En la actual situación de restricción crediticia, las empresas se ven obligadas a contemplar todas las alternativas de financiación posibles, de entre ellas, el Mercado Alternativo Bursátil (MAB) puede ser una opción para la financiación de un determinado tipo de pymes. Las empresas que se planteen esta opción deben saber que han de cumplir una serie de requisitos como:
- Ser sociedades anónimas.
- Tener su capital social totalmente desembolsado y representado en anotaciones en cuenta, con libre transmisibilidad de sus acciones.
- Estar comercializando productos o servicios.
- Presentar una oferta de emisión superior a dos millones de euros en acciones.
- Garantizar la transparencia en sus cuentas y tener auditadas las cuentas de al menos de los dos años anteriores a su cotización.
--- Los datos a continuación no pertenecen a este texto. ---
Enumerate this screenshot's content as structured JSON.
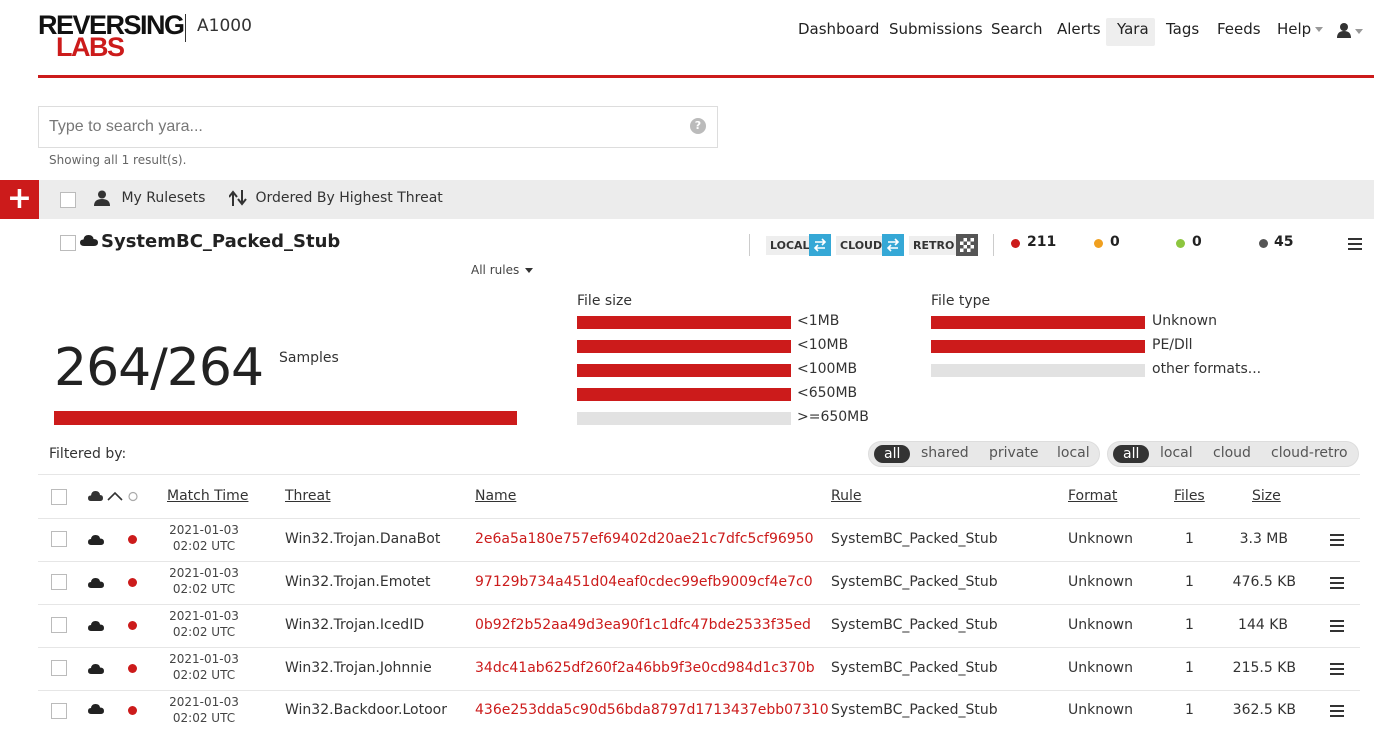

- Designar un asesor registrado.
- Establecer un contrato de liquidez. Se trata de un acuerdo entre la empresa cotizada y un intermediario financiero por el que la compañía autoriza al mismo a realizar operaciones de compra y venta con acciones propias de la sociedad en cuestión cuando lo crea necesario para agilizar la contrapartida. Esta operativa está muy limitada para evitar que afecte a la libre formación de precios en el mercados.